One hundred years seems like a long time, but in 2020 we will mark the centennial of the passage of the Nineteenth Amendment to the U.S. Constitution, the amendment that gave women the right to vote.
The Women’s Suffrage movement began in the 1840s with some states providing limited voting rights until the amendment was passed in 1920.
During the course of this fight women were beaten, abused and sometimes jailed. As is too often the case the sacrifices that were made have been forgotten and a woman’s right to vote taken for granted. Many of the Democratic women wore white during the State of the Union Address on Feb. 5 to honor those women.

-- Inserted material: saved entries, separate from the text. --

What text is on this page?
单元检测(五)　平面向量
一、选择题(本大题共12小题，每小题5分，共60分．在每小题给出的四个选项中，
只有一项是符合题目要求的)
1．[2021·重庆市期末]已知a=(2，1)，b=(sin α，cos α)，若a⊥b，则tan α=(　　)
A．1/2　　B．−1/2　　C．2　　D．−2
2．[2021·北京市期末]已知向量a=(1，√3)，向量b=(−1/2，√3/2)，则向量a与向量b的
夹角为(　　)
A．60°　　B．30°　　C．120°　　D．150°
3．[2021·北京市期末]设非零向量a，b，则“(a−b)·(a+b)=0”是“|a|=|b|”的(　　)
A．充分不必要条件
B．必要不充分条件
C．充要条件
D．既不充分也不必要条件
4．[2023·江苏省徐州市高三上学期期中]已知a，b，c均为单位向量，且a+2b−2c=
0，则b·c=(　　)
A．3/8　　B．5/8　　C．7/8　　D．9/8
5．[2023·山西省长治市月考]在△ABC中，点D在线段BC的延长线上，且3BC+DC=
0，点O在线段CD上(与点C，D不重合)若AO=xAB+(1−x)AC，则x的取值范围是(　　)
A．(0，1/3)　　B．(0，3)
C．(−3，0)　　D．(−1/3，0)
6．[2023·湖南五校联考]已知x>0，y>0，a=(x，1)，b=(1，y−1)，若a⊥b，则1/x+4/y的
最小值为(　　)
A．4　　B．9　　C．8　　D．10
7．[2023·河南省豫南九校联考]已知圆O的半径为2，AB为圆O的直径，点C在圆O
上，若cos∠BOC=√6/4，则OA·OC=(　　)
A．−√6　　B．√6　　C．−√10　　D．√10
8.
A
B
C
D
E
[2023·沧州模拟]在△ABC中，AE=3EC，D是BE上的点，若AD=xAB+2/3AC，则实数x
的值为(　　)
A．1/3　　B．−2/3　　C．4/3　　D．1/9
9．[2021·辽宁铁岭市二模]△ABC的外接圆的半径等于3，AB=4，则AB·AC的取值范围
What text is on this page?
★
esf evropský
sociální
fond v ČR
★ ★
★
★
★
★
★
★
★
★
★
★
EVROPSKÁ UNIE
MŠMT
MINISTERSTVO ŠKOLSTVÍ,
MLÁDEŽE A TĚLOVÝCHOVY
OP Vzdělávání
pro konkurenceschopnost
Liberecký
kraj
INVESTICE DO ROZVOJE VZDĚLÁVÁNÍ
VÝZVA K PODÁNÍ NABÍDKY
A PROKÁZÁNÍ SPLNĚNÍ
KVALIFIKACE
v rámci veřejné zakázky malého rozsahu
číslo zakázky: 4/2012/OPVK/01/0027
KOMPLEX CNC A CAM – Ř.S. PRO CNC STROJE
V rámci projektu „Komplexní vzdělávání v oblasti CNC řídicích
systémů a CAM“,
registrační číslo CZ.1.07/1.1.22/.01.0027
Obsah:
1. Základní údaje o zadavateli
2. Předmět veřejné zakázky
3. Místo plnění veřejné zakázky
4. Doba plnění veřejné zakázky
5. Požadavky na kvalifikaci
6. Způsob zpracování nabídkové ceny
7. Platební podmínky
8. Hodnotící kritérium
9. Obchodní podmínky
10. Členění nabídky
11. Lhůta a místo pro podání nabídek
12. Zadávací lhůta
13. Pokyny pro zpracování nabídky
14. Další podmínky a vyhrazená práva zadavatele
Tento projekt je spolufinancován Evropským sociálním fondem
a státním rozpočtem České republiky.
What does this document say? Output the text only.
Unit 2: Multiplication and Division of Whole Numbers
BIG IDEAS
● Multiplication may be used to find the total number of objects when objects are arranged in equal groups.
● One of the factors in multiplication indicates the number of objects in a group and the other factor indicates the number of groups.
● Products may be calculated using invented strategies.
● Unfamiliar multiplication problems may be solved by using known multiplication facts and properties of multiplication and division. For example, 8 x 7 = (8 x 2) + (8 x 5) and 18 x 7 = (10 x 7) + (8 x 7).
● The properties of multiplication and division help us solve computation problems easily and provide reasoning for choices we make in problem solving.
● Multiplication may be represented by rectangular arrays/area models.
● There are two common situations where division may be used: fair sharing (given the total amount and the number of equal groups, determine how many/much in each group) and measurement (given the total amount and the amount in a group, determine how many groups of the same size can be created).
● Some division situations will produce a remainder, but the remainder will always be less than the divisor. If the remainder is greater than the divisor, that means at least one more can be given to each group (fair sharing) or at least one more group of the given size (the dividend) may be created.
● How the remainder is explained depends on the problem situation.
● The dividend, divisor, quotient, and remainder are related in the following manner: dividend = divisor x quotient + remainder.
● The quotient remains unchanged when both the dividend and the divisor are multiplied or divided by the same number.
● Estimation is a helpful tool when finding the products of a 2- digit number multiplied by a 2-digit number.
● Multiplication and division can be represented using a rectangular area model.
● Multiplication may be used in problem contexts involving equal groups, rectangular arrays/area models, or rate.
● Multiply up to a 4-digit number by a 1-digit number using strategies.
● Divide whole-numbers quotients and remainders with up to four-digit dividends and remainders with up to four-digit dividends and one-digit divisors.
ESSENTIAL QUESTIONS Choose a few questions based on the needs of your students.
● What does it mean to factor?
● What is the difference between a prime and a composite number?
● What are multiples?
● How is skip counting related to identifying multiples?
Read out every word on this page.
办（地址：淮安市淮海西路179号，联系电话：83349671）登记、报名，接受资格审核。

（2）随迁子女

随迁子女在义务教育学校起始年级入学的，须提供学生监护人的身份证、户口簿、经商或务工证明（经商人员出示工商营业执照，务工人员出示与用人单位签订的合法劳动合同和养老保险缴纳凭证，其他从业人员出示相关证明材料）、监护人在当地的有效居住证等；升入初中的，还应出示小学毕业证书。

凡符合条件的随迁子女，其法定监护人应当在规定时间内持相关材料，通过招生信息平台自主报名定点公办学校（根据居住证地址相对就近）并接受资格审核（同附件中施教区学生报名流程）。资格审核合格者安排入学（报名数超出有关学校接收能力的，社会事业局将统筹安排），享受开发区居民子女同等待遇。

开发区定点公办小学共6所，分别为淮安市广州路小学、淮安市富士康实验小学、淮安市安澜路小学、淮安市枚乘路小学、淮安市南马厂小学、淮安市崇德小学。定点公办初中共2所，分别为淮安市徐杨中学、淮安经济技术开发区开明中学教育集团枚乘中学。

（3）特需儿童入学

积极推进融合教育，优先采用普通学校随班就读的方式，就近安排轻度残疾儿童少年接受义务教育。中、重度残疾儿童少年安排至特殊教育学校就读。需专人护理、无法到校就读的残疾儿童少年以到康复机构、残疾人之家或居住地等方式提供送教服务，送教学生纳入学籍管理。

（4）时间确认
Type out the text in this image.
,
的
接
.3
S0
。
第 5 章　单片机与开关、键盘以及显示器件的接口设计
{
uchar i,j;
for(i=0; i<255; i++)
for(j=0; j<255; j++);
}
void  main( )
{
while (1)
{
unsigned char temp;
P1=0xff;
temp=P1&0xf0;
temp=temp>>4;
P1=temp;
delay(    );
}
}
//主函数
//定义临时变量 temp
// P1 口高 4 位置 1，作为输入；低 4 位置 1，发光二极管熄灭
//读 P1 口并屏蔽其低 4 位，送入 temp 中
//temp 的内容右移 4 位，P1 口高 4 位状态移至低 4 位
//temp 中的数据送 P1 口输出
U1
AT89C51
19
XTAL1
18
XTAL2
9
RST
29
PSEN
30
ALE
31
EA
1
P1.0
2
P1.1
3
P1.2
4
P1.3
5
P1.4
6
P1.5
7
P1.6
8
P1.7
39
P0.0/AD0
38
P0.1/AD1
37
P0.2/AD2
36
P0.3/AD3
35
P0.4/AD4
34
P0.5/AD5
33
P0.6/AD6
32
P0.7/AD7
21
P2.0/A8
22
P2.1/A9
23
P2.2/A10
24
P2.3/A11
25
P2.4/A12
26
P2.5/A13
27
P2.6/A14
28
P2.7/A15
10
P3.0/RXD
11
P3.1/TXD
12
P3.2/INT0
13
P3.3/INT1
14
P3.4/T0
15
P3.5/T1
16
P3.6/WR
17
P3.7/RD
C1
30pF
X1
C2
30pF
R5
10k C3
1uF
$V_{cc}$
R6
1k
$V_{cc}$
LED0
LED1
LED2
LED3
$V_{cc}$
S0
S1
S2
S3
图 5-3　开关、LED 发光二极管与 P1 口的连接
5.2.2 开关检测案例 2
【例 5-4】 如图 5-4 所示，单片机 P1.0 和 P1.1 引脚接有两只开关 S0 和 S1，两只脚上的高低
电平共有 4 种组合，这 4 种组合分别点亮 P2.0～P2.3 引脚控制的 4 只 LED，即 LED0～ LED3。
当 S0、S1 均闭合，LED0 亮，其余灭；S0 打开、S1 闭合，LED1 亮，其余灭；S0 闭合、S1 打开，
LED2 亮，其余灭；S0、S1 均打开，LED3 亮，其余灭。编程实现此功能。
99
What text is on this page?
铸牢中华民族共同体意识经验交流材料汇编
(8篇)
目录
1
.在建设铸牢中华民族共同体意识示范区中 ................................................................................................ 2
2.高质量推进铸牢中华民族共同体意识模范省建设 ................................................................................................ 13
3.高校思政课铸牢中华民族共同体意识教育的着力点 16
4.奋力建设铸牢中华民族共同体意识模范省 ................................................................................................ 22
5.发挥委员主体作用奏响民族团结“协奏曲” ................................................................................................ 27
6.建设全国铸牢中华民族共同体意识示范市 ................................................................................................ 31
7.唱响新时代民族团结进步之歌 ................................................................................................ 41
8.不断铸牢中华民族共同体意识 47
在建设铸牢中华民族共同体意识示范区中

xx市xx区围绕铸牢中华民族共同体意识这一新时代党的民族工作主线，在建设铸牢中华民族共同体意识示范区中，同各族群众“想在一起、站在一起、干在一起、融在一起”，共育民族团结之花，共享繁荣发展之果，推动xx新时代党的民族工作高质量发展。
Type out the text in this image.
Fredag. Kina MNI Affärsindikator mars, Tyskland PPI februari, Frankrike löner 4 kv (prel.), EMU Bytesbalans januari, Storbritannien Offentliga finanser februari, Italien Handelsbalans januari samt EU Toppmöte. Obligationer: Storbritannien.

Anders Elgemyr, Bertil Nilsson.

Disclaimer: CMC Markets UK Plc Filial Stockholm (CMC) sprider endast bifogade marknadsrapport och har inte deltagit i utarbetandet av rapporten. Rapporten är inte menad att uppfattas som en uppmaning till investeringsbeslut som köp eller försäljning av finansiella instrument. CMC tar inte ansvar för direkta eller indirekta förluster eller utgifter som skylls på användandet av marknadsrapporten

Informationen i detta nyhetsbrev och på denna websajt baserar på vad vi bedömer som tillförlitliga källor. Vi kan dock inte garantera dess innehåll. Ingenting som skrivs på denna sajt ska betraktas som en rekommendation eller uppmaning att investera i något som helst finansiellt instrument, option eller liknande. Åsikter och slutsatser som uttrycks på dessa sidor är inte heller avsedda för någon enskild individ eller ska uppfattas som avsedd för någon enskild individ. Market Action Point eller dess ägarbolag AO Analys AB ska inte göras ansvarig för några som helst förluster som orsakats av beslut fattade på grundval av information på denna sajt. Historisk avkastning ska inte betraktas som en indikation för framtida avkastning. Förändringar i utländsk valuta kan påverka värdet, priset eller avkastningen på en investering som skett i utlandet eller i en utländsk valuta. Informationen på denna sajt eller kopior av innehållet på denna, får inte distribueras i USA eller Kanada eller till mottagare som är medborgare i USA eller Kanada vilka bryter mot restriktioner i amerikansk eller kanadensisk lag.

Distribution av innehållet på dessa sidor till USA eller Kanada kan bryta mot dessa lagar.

If you looked at the audience it quickly became clear how very few women could be found in the Republican ranks. That might explain the chorus of cheers from Republicans when President Trump made his only specific legislative initiative for new laws to limit abortion. What would the law of the land be if men could get pregnant? But I digress.
The progress women have made in the political arena should be applauded, but there is so much more that needs to be done to provide women the opportunities, fair wages and safe working environments they are entitled to. Barriers to corporate success still exist.
And as the many women who have made public their stories of sexual harassment demonstrate, the culture within many businesses still turns a blind eye to abuses. Rather than focus on reproduction, Republicans would be well served to address the continuing inequities women face in our society.
If they did so, maybe there would be more Republican women in Congress.